Risk Factors Of Bedsores
Those at greatest risk of bedsores are those that cannot easily move about in bed or have to remain in bed or a wheelchair for long periods of time. Causes of a lack of mobility include the following:
- Poor health
- Any injury that requires prolonged bed rest or the use of a wheelchair
- Surgical recovery
Age can play an important role in one’s risk of getting a bedsore. Older individuals are more vulnerable to having skin that is thin, fragile, dry and less elastic when compared to the young. Individuals with spinal cord injuries or other neurological disorders that lack independent mobility can get bedsores if they are not moved frequently.
Those who lose weight during a long-lasting illness will lose the protective fat, making them more prone to bedsores. Those who are dehydrated or have poor nutrition do not have the resources to repair damaged skin. If the skin is excessively moist or too dry, this can increase the friction between bed clothing, the bed and the skin. People with bowel incontinence can get local infections of the buttocks that combine to form infected bedsores.
People with diseases that decrease blood flow to the skin are also more likely to get bedsores. This includes those who are diabetic or who have vascular disease. Smokers are at a higher risk of bedsores, as are people with decreased mental awareness. People with muscle spasms have increased shearing of the skin against the bed and can develop bedsores as a result.
Treatment of Bedsores
People who have stage I and stage II bedsores usually will heal within a few weeks to a few months, depending on how the wound is cared for (2). Those with stage III and stage IV bedsores have a more difficult course of treatment.
The goal of reducing bedsores is to lessen the pressure on the skin. Some tips for reducing the chance of bedsores are:
- Frequent repositioning. Regular repositioning is required to prevent and treat bedsores. For wheelchair-bound individuals, weight must be shifted about every fifteen minutes. Nurses or caretakers should reposition the person every hour. Use a trapeze bar in bed in order to move your body around without having too much friction or shear force.

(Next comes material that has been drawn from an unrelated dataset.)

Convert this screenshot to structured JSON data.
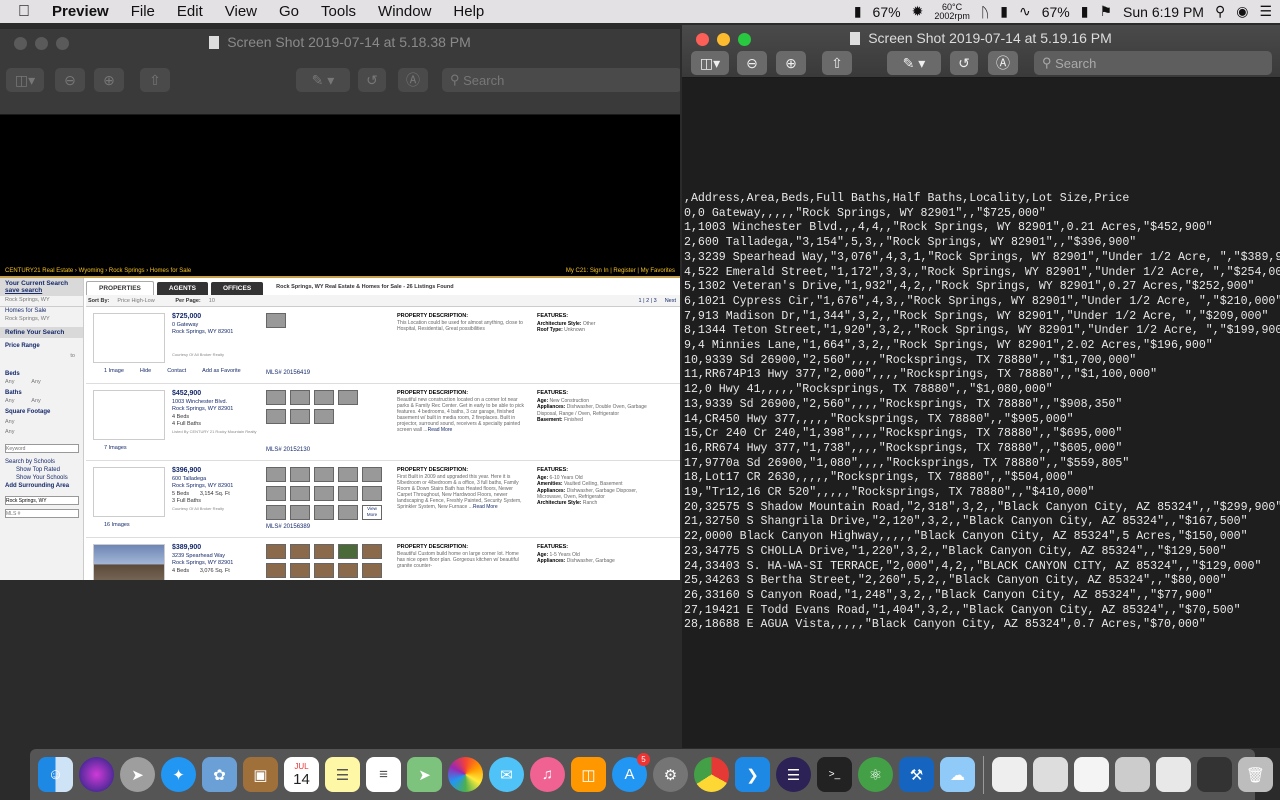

- Make use of support surfaces. People with bedsores need special beds and mattresses that allow the patient to lie with the least amount of pressure. Cushions should be used for wheelchairs. There are several types of wheelchair cushions that lessen the chance of bedsores.
- Keep the wound clean. It is necessary to prevent infections by keeping any open wounds clean. If the skin has not yet broken, it should be washed with soap and water and kept dry. Open sores require salt water to clean the wound with each dressing change.

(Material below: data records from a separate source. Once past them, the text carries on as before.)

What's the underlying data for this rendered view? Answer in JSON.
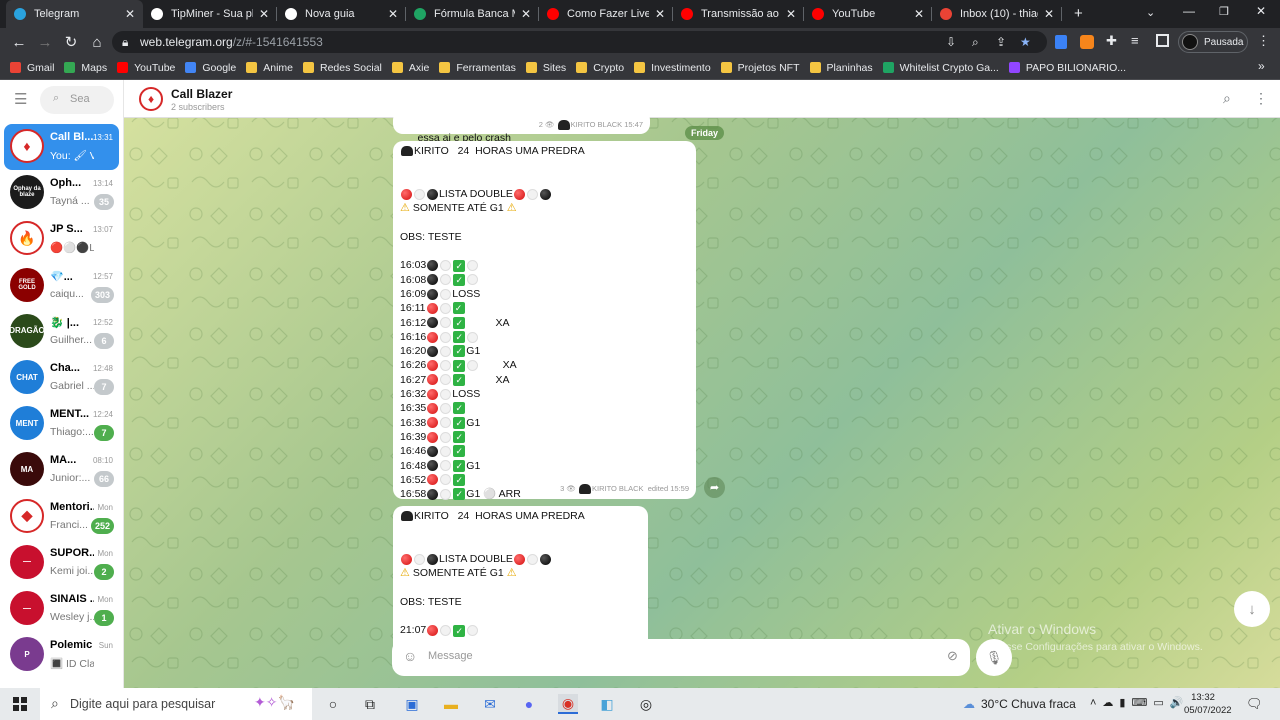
{
  "browser": {
    "tabs": [
      {
        "title": "Telegram",
        "icon": "telegram-icon",
        "color": "#2aa3df",
        "active": true
      },
      {
        "title": "TipMiner - Sua pla",
        "icon": "tipminer-icon",
        "color": "#ffffff"
      },
      {
        "title": "Nova guia",
        "icon": "chrome-icon",
        "color": "#ffffff"
      },
      {
        "title": "Fórmula Banca Mil",
        "icon": "sheets-icon",
        "color": "#1fa463"
      },
      {
        "title": "Como Fazer Live n",
        "icon": "youtube-icon",
        "color": "#ff0000"
      },
      {
        "title": "Transmissão ao viv",
        "icon": "youtube-icon",
        "color": "#ff0000"
      },
      {
        "title": "YouTube",
        "icon": "youtube-icon",
        "color": "#ff0000"
      },
      {
        "title": "Inbox (10) - thiago",
        "icon": "gmail-icon",
        "color": "#ea4335"
      }
    ],
    "url_host": "web.telegram.org",
    "url_path": "/z/#-1541641553",
    "profile_label": "Pausada",
    "bookmarks": [
      {
        "label": "Gmail",
        "icon": "gmail-icon",
        "color": "#ea4335"
      },
      {
        "label": "Maps",
        "icon": "maps-icon",
        "color": "#34a853"
      },
      {
        "label": "YouTube",
        "icon": "youtube-icon",
        "color": "#ff0000"
      },
      {
        "label": "Google",
        "icon": "google-icon",
        "color": "#4285f4"
      },
      {
        "label": "Anime",
        "icon": "folder-icon"
      },
      {
        "label": "Redes Social",
        "icon": "folder-icon"
      },
      {
        "label": "Axie",
        "icon": "folder-icon"
      },
      {
        "label": "Ferramentas",
        "icon": "folder-icon"
      },
      {
        "label": "Sites",
        "icon": "folder-icon"
      },
      {
        "label": "Crypto",
        "icon": "folder-icon"
      },
      {
        "label": "Investimento",
        "icon": "folder-icon"
      },
      {
        "label": "Projetos NFT",
        "icon": "folder-icon"
      },
      {
        "label": "Planinhas",
        "icon": "folder-icon"
      },
      {
        "label": "Whitelist Crypto Ga...",
        "icon": "sheets-icon",
        "color": "#1fa463"
      },
      {
        "label": "PAPO BILIONARIO...",
        "icon": "twitch-icon",
        "color": "#9146ff"
      }
    ]
  },
  "sidebar": {
    "search_placeholder": "Sea",
    "chats": [
      {
        "name": "Call Bl...",
        "time": "13:31",
        "preview": "You: 🖌 Voi...",
        "badge": "",
        "active": true,
        "color": "#ffffff",
        "avatar_text": "♦"
      },
      {
        "name": "Oph...",
        "time": "13:14",
        "preview": "Tayná ...",
        "badge": "35",
        "color": "#1b1b1b",
        "avatar_text": "Ophay da blaze"
      },
      {
        "name": "JP S...",
        "time": "13:07",
        "preview": "🔴⚪⚫LIST...",
        "badge": "",
        "color": "#ffffff",
        "avatar_text": "🔥"
      },
      {
        "name": "💎...",
        "time": "12:57",
        "preview": "caiqu...",
        "badge": "303",
        "color": "#8b0000",
        "avatar_text": "FREE GOLD"
      },
      {
        "name": "🐉 |...",
        "time": "12:52",
        "preview": "Guilher...",
        "badge": "6",
        "color": "#2b4a1a",
        "avatar_text": "DRAGÃO"
      },
      {
        "name": "Cha...",
        "time": "12:48",
        "preview": "Gabriel ...",
        "badge": "7",
        "color": "#1f7ed8",
        "avatar_text": "CHAT"
      },
      {
        "name": "MENT...",
        "time": "12:24",
        "preview": "Thiago:...",
        "badge": "7",
        "badge_green": true,
        "color": "#1f7ed8",
        "avatar_text": "MENT"
      },
      {
        "name": "MA...",
        "time": "08:10",
        "preview": "Junior:...",
        "badge": "66",
        "color": "#3a0a0a",
        "avatar_text": "MA"
      },
      {
        "name": "Mentori...",
        "time": "Mon",
        "preview": "Franci...",
        "badge": "252",
        "badge_green": true,
        "color": "#ffffff",
        "avatar_text": "◆"
      },
      {
        "name": "SUPOR...",
        "time": "Mon",
        "preview": "Kemi joi...",
        "badge": "2",
        "badge_green": true,
        "color": "#c8102e",
        "avatar_text": "—"
      },
      {
        "name": "SINAIS ...",
        "time": "Mon",
        "preview": "Wesley j...",
        "badge": "1",
        "badge_green": true,
        "color": "#c8102e",
        "avatar_text": "—"
      },
      {
        "name": "Polemic ...",
        "time": "Sun",
        "preview": "🔳 ID Class...",
        "badge": "",
        "color": "#7a3b8f",
        "avatar_text": "P"
      }
    ]
  },
  "chat": {
    "title": "Call Blazer",
    "subtitle": "2 subscribers",
    "date_chip": "Friday",
    "composer_placeholder": "Message",
    "prev_message": {
      "text": "essa ai e pelo crash",
      "meta_views": "2",
      "meta_sig": "KIRITO BLACK",
      "time": "15:47"
    },
    "messages": [
      {
        "header": "KIRITO   24  HORAS UMA PREDRA",
        "title": "LISTA DOUBLE",
        "warning": "SOMENTE ATÉ G1",
        "obs": "OBS: TESTE",
        "rows": [
          {
            "time": "16:03",
            "seq": "b w c w",
            "note": ""
          },
          {
            "time": "16:08",
            "seq": "b w c w",
            "note": ""
          },
          {
            "time": "16:09",
            "seq": "b w",
            "note": "LOSS"
          },
          {
            "time": "16:11",
            "seq": "r w c",
            "note": ""
          },
          {
            "time": "16:12",
            "seq": "b w c",
            "note": "          XA"
          },
          {
            "time": "16:16",
            "seq": "r w c w",
            "note": ""
          },
          {
            "time": "16:20",
            "seq": "b w c",
            "note": "G1"
          },
          {
            "time": "16:26",
            "seq": "r w c w",
            "note": "        XA"
          },
          {
            "time": "16:27",
            "seq": "r w c",
            "note": "          XA"
          },
          {
            "time": "16:32",
            "seq": "r w",
            "note": "LOSS"
          },
          {
            "time": "16:35",
            "seq": "r w c",
            "note": ""
          },
          {
            "time": "16:38",
            "seq": "r w c",
            "note": "G1"
          },
          {
            "time": "16:39",
            "seq": "r w c",
            "note": ""
          },
          {
            "time": "16:46",
            "seq": "b w c",
            "note": ""
          },
          {
            "time": "16:48",
            "seq": "b w c",
            "note": "G1"
          },
          {
            "time": "16:52",
            "seq": "r w c",
            "note": ""
          },
          {
            "time": "16:58",
            "seq": "b w c",
            "note": "G1 ⚪ ARR"
          }
        ],
        "meta_views": "3",
        "meta_sig": "KIRITO BLACK",
        "time": "edited 15:59"
      },
      {
        "header": "KIRITO   24  HORAS UMA PREDRA",
        "title": "LISTA DOUBLE",
        "warning": "SOMENTE ATÉ G1",
        "obs": "OBS: TESTE",
        "rows": [
          {
            "time": "21:07",
            "seq": "r w c w",
            "note": ""
          }
        ]
      }
    ]
  },
  "watermark": {
    "title": "Ativar o Windows",
    "subtitle": "Acesse Configurações para ativar o Windows."
  },
  "taskbar": {
    "search_placeholder": "Digite aqui para pesquisar",
    "weather_temp": "30°C",
    "weather_desc": "Chuva fraca",
    "time": "13:32",
    "date": "05/07/2022"
  }
}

- The application of dressings. Various dressings can be used to keep the wound wet and create a barrier between areas of infection and the clean wound. There are a variety of dressings used to treat bedsores.

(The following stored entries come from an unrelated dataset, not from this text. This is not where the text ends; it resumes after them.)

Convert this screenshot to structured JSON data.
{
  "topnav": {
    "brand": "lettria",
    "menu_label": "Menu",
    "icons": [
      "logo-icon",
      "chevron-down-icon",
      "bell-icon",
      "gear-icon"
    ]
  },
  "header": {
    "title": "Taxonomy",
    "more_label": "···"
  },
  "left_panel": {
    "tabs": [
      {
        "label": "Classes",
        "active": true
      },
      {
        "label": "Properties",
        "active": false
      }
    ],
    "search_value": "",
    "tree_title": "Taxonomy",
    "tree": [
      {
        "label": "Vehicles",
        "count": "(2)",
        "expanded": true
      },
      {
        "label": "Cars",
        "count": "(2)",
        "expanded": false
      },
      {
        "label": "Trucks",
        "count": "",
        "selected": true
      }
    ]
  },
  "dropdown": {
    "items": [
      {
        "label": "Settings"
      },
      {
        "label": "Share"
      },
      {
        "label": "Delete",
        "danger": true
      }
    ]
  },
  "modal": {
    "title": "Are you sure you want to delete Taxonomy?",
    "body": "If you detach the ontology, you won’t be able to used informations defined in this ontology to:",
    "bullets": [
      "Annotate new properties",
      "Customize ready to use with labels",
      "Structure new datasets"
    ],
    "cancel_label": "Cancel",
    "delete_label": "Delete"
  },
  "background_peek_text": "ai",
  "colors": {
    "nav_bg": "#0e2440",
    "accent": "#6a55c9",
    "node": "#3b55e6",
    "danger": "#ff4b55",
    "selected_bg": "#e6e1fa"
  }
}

- Remove damaged tissue. Dead tissue must be removed through surgical debridement. Mechanical debridement can be done to loosen and remove debris in the wound. Low frequency mist ultrasound can remove damaged tissue, and special dressings can be used. Other forms of debridement include autolytic debridement, in which the body uses enzymes to break down non-vital tissue. Enzymatic treatment uses chemical enzymes and special dressings to dissolve dead tissue.
- Surgery. If the sore doesn’t heal by nonsurgical means, then surgery is recommended. Surgery removes dead tissue and repairs the wound with muscle or other connective tissue in order to naturally pad the wound.
- Pressure Ulcers. The Merck Manuals: The Merck Manual for Healthcare Professionals. http://www.merck.com/mmpe/sec10/ch126/ch126a.html. Accessed 3/16/2016.
- Berlowitz D. “Treatment of Pressure Ulcers”. http://www.uptodate.com/home. Accessed 3/16/2016.
- AskMayoExpert. Pressure ulcer. Rochester, MN: Mayo Clinic Foundation for Medical Education and Research; 2013.